Les corbeaux du Net

Depuis les journées noires de l'Occupation où la délation fut un véritable sport national, comme le révèlent les archives de Vichy, notre pays n'avait pas connu de situation aussi épouvantable que celle que nous proposent aujourd'hui "les réseaux sociaux"...

...à l'instar de celle, effroyable, que connut Paris au temps des cerises écrabouillées par la soldatesque versaillaise où "les honnêtes gens" pointaient du doigt les Fédérés communeux afin que les flics d'Adolphe Thiers les arrête et les fusille. Ce fut en particulier le cas de mon arrière grande tante Victoire Tinayre (née Guerrier) dont le mari, dénoncé par le concierge de leur immeuble, fut appréhendé et immédiatement mis à mort.

Le syndrome du corbeau, qui a fait l'objet du remarquable film de Clouzot, apparaît dans les périodes troublées au cours desquelles la cohésion nationale est remise en cause et il génère un lot toxique de calomnies et de rumeurs, qui induit une décomposition sociétale.
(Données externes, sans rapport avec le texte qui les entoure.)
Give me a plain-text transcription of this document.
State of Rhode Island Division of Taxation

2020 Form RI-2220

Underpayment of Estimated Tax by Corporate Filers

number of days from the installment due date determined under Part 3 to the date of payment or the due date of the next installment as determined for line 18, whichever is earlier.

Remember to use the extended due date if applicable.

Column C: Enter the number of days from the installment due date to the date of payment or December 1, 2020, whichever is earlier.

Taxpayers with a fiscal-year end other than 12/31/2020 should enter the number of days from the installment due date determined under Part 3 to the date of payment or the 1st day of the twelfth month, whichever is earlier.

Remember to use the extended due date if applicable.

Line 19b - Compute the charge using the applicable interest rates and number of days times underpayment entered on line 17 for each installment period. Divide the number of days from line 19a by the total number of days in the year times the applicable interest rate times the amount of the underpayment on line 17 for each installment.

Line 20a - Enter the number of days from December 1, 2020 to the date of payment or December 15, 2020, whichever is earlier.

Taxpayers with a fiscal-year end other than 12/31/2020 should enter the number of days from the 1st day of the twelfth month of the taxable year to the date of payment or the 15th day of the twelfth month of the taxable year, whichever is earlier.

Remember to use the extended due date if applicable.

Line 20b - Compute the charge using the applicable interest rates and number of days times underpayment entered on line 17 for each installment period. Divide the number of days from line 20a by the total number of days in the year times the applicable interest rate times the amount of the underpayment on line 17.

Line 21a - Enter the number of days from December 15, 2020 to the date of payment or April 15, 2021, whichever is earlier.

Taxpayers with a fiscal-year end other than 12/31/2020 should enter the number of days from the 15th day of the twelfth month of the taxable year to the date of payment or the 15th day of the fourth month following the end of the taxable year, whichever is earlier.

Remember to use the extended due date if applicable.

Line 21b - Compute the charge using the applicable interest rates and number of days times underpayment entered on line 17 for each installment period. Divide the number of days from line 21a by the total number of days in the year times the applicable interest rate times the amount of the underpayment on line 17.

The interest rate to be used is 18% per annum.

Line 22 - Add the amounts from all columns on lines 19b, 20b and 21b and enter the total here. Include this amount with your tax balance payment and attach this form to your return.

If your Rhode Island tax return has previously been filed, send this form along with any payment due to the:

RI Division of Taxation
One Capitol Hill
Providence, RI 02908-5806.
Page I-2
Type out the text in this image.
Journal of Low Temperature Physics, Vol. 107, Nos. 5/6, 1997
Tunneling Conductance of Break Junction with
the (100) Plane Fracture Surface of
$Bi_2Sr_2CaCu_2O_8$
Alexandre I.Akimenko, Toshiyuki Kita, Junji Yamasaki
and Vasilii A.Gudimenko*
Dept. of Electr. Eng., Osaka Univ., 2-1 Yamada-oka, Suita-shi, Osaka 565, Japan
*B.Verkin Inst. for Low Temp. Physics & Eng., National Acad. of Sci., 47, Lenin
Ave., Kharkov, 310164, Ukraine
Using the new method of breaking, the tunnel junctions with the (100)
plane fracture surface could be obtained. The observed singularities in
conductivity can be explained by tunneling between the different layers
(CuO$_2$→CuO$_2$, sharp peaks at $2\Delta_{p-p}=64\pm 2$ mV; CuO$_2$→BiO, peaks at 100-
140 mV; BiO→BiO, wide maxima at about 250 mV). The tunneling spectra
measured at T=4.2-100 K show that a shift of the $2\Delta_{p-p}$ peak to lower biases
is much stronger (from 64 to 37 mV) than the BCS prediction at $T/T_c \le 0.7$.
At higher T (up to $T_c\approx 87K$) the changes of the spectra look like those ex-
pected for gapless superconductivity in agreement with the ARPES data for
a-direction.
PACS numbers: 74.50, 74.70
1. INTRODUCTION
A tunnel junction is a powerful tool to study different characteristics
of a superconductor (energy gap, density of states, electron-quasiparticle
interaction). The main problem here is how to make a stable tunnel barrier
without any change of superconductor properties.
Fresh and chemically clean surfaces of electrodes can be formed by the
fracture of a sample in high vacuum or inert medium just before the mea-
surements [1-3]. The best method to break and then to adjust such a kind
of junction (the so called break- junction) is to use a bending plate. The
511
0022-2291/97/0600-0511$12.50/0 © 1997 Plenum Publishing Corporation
Tous les coups sont permis, même les plus bas, si l'on veut atteindre la plus large audience.

C'est pourquoi ces "snipers" du bobard ou du mensonge, sont redoutables ; et ils le sont d'autant plus qu'ils disposent aujourd'hui, grâce au web, d'une arme de diffusion massive, qui peut faire des dégâts quasiment illimités.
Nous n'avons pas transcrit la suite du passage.